Please let me know if I haven’t explained things well, and thanks for your time if you’ve made it this far!
library(brms)
iris$Petal_length <- as.numeric(scale(iris$Petal.Length))
iris$Petal_width <- as.numeric(scale(iris$Petal.Width))
iris$Species <- as.factor(iris$Species)
# Setting up a mixture
two_normal_mixture <- mixture(gaussian(), gaussian(), order = TRUE)
# Setting up a model formula
model_formula <- bf(Petal_length ~ Petal_width,
theta2 ~ Species)
# Checking priors
get_prior(model_formula,
data = iris,
family = two_normal_mixture)
beta_prior_model <- brm(model_formula,
data = iris,
family = two_normal_mixture,
prior = c(
prior(normal(-1, 0.4), class = "Intercept", dpar = "mu1"),
prior(normal(1, 0.4), class = "Intercept", dpar = "mu2"),
prior(beta(5, 5), class = "Intercept", dpar = "theta2"),
prior(normal(0, 0.5), class = "b", dpar = "mu1"),
prior(normal(0, 0.5), class = "b", dpar = "mu2"),
prior(normal(0, 0.5), class = "b", dpar = "theta2"),
prior(normal(0, 1), class = "sigma1"),
prior(normal(0, 1), class = "sigma2")),
cores = 4,
warmup = 5000,
iter = 10000,
control = list(adapt_delta = 0.95),
backend = "cmdstanr")
summary(beta_prior_model)
Family: mixture(gaussian, gaussian)
Links: mu1 = identity; sigma1 = identity; mu2 = identity; sigma2 = identity; theta1 = identity; theta2 = identity
Formula: Petal_length ~ Petal_width
theta2 ~ Species
Data: iris (Number of observations: 150)
Draws: 4 chains, each with iter = 5000; warmup = 0; thin = 1;
total post-warmup draws = 20000
Population-Level Effects:
Estimate Est.Error l-95% CI u-95% CI Rhat Bulk_ESS Tail_ESS
mu1_Intercept -0.16 0.03 -0.22 -0.10 1.00 9347 7230
mu2_Intercept 0.16 0.03 0.11 0.21 1.00 21235 15456
theta2_Intercept 0.39 0.30 -0.19 0.98 1.00 11268 7346
mu1_Petal_width 0.88 0.03 0.83 0.92 1.00 13547 8542
mu2_Petal_width 1.15 0.03 1.09 1.21 1.00 17965 13337
theta2_Speciesversicolor 0.89 0.46 -0.02 1.77 1.00 11413 8607
theta2_Speciesvirginica -0.71 0.39 -1.48 0.06 1.00 14674 9848
Family Specific Parameters:
Estimate Est.Error l-95% CI u-95% CI Rhat Bulk_ESS Tail_ESS
sigma1 0.17 0.02 0.14 0.22 1.00 18814 12725
sigma2 0.18 0.02 0.15 0.22 1.00 18822 14294
Draws were sampled using sample(hmc). For each parameter, Bulk_ESS
and Tail_ESS are effective sample size measures, and Rhat is the potential
scale reduction factor on split chains (at convergence, Rhat = 1).
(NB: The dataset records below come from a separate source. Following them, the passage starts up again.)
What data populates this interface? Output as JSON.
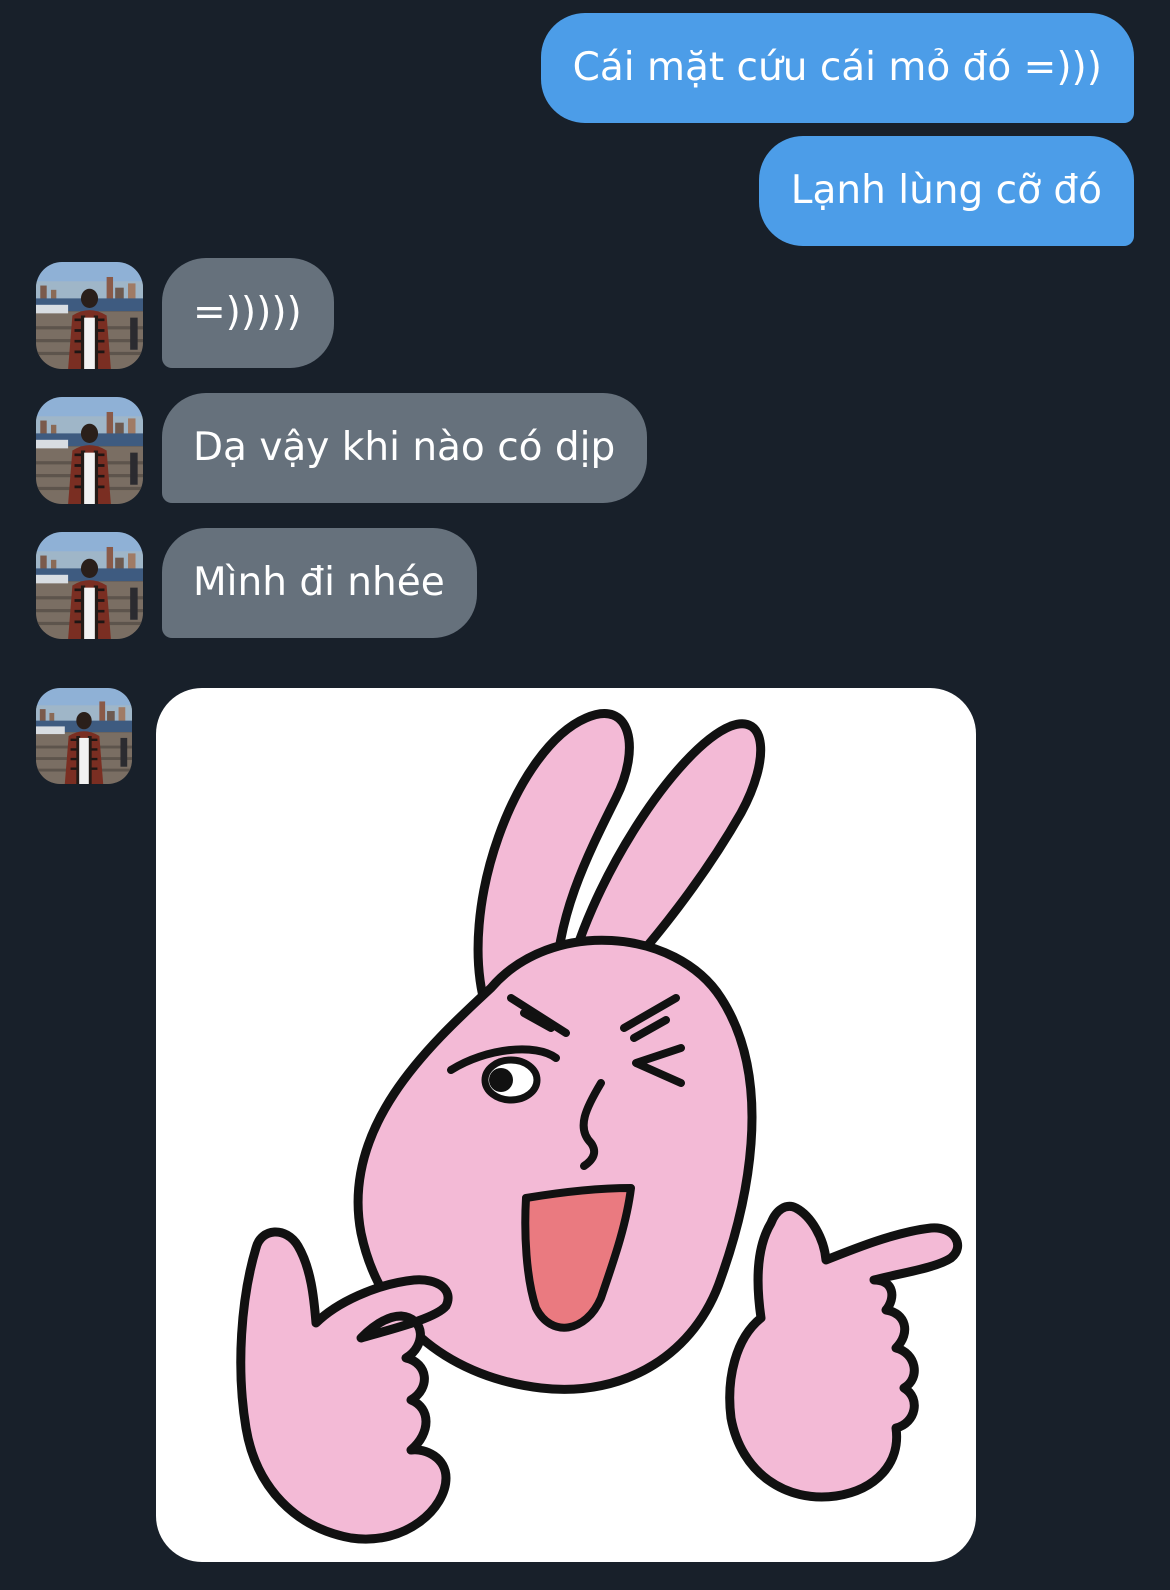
{
  "chat": {
    "messages": [
      {
        "direction": "outgoing",
        "text": "Cái mặt cứu cái mỏ đó =)))"
      },
      {
        "direction": "outgoing",
        "text": "Lạnh lùng cỡ đó"
      },
      {
        "direction": "incoming",
        "text": "=)))))"
      },
      {
        "direction": "incoming",
        "text": "Dạ vậy khi nào có dịp"
      },
      {
        "direction": "incoming",
        "text": "Mình đi nhée"
      },
      {
        "direction": "incoming",
        "type": "sticker",
        "sticker_icon": "pink-bunny-wink-pointing-sticker"
      }
    ]
  },
  "avatar_icon": "user-avatar-photo",
  "colors": {
    "background": "#18202a",
    "outgoing_bubble": "#4c9de8",
    "incoming_bubble": "#66717c",
    "text": "#ffffff",
    "sticker_pink": "#f3bad6",
    "sticker_tongue": "#ea7a80"
  }
}
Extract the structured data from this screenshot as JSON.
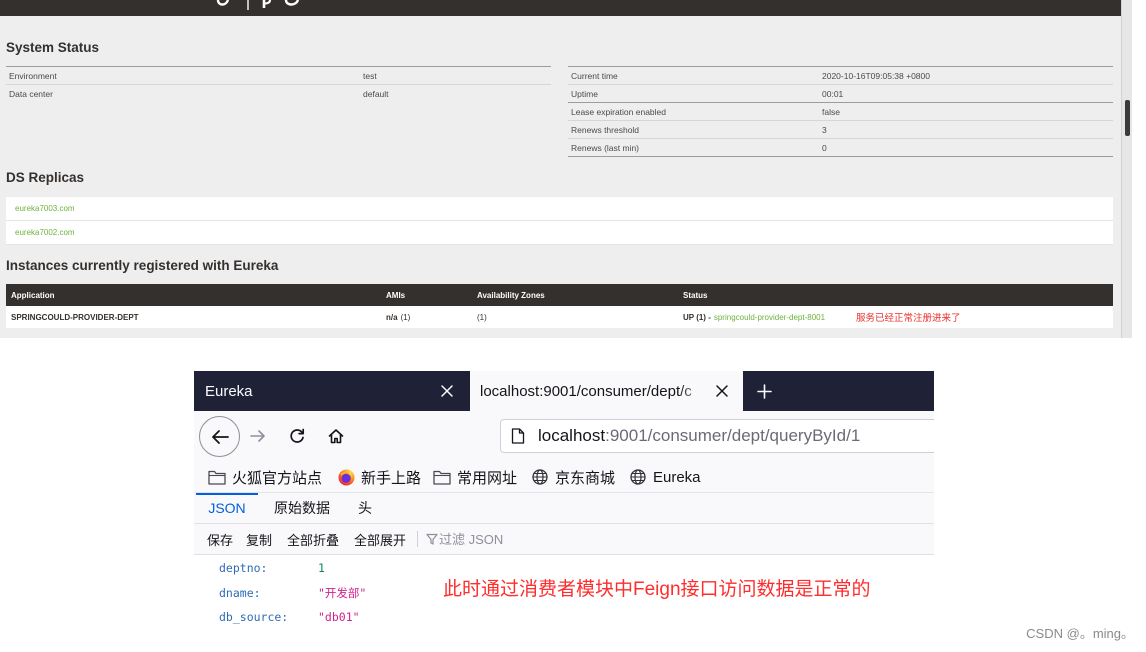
{
  "colors": {
    "eureka_dark": "#34302d",
    "eureka_green": "#6db33f",
    "note_red": "#e8302c",
    "annotation_red": "#ff2d2d",
    "tab_bar": "#1f2137",
    "accent_blue": "#0060df",
    "json_key": "#2f6cb3",
    "json_number": "#0d8a5c",
    "json_string": "#d1218d"
  },
  "eureka": {
    "system_status": {
      "heading": "System Status",
      "general": [
        {
          "label": "Environment",
          "value": "test"
        },
        {
          "label": "Data center",
          "value": "default"
        }
      ],
      "lease": [
        {
          "label": "Current time",
          "value": "2020-10-16T09:05:38 +0800"
        },
        {
          "label": "Uptime",
          "value": "00:01"
        },
        {
          "label": "Lease expiration enabled",
          "value": "false"
        },
        {
          "label": "Renews threshold",
          "value": "3"
        },
        {
          "label": "Renews (last min)",
          "value": "0"
        }
      ]
    },
    "replicas": {
      "heading": "DS Replicas",
      "items": [
        "eureka7003.com",
        "eureka7002.com"
      ]
    },
    "instances": {
      "heading": "Instances currently registered with Eureka",
      "columns": [
        "Application",
        "AMIs",
        "Availability Zones",
        "Status"
      ],
      "rows": [
        {
          "application": "SPRINGCOULD-PROVIDER-DEPT",
          "amis": "n/a",
          "amis_count": "(1)",
          "zones": "(1)",
          "status": "UP (1) -",
          "instance_link": "springcould-provider-dept-8001",
          "note": "服务已经正常注册进来了"
        }
      ]
    }
  },
  "browser": {
    "tabs": [
      {
        "title": "Eureka",
        "active": false
      },
      {
        "title": "localhost:9001/consumer/dept/c",
        "active": true
      }
    ],
    "url": {
      "host": "localhost",
      "path": ":9001/consumer/dept/queryById/1"
    },
    "bookmarks": [
      {
        "icon": "folder-icon",
        "label": "火狐官方站点"
      },
      {
        "icon": "firefox-icon",
        "label": "新手上路"
      },
      {
        "icon": "folder-icon",
        "label": "常用网址"
      },
      {
        "icon": "globe-icon",
        "label": "京东商城"
      },
      {
        "icon": "globe-icon",
        "label": "Eureka"
      }
    ],
    "json_viewer": {
      "tabs": [
        "JSON",
        "原始数据",
        "头"
      ],
      "active_index": 0,
      "toolbar": [
        "保存",
        "复制",
        "全部折叠",
        "全部展开"
      ],
      "filter_placeholder": "过滤 JSON",
      "rows": [
        {
          "key": "deptno:",
          "value": "1"
        },
        {
          "key": "dname:",
          "value": "\"开发部\""
        },
        {
          "key": "db_source:",
          "value": "\"db01\""
        }
      ]
    }
  },
  "annotation": "此时通过消费者模块中Feign接口访问数据是正常的",
  "watermark": "CSDN @。ming。"
}
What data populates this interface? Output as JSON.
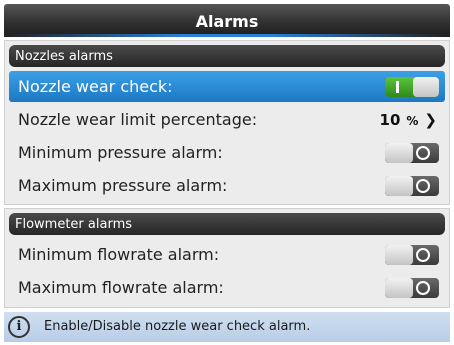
{
  "window": {
    "title": "Alarms"
  },
  "sections": [
    {
      "title": "Nozzles alarms",
      "rows": [
        {
          "label": "Nozzle wear check:",
          "type": "toggle",
          "state": "on",
          "selected": true
        },
        {
          "label": "Nozzle wear limit percentage:",
          "type": "value",
          "value": "10",
          "unit": "%",
          "chevron": "❯"
        },
        {
          "label": "Minimum pressure alarm:",
          "type": "toggle",
          "state": "off"
        },
        {
          "label": "Maximum pressure alarm:",
          "type": "toggle",
          "state": "off"
        }
      ]
    },
    {
      "title": "Flowmeter alarms",
      "rows": [
        {
          "label": "Minimum flowrate alarm:",
          "type": "toggle",
          "state": "off"
        },
        {
          "label": "Maximum flowrate alarm:",
          "type": "toggle",
          "state": "off"
        }
      ]
    }
  ],
  "status": {
    "icon": "info-icon",
    "icon_glyph": "i",
    "message": "Enable/Disable nozzle wear check alarm."
  },
  "colors": {
    "selected_row": "#1d78c4",
    "toggle_on": "#3aa62a",
    "accent": "#2a7fd8",
    "status_bg": "#c4d6ea"
  }
}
logistic_prior_model <- brm(model_formula,
data = iris,
family = two_normal_mixture,
prior = c(
prior(normal(-1, 0.4), class = "Intercept", dpar = "mu1"),
prior(normal(1, 0.4), class = "Intercept", dpar = "mu2"),
prior(logistic(0, 0.35), class = "Intercept", dpar = "theta2"),
prior(normal(0, 0.5), class = "b", dpar = "mu1"),
prior(normal(0, 0.5), class = "b", dpar = "mu2"),
prior(normal(0, 0.5), class = "b", dpar = "theta2"),
prior(normal(0, 1), class = "sigma1"),
prior(normal(0, 1), class = "sigma2")),
cores = 4,
warmup = 5000,
iter = 10000,
control = list(adapt_delta = 0.95),
backend = "cmdstanr")
summary(logistic_prior_model)
Family: mixture(gaussian, gaussian)
Links: mu1 = identity; sigma1 = identity; mu2 = identity; sigma2 = identity; theta1 = identity; theta2 = identity
Formula: Petal_length ~ Petal_width
theta2 ~ Species
Data: iris (Number of observations: 150)
Draws: 4 chains, each with iter = 5000; warmup = 0; thin = 1;
total post-warmup draws = 20000
Population-Level Effects:
Estimate Est.Error l-95% CI u-95% CI Rhat Bulk_ESS Tail_ESS
mu1_Intercept -0.09 0.12 -0.21 0.15 1.53 7 NA
mu2_Intercept 0.23 0.13 0.12 0.65 1.44 8 NA
theta2_Intercept -0.38 0.81 -2.00 0.82 1.53 7 NA
mu1_Petal_width 0.94 0.10 0.84 1.15 1.53 7 NA
mu2_Petal_width 0.97 0.32 0.25 1.22 1.53 7 NA
theta2_Speciesversicolor 0.74 0.60 -0.63 1.75 1.22 13 30
theta2_Speciesvirginica 0.06 1.10 -1.31 2.35 1.53 7 NA
Family Specific Parameters:
Estimate Est.Error l-95% CI u-95% CI Rhat Bulk_ESS Tail_ESS
sigma1 0.18 0.02 0.14 0.22 1.05 57 2982
sigma2 0.18 0.03 0.14 0.26 1.12 6459 35
Draws were sampled using sample(hmc). For each parameter, Bulk_ESS
and Tail_ESS are effective sample size measures, and Rhat is the potential
scale reduction factor on split chains (at convergence, Rhat = 1).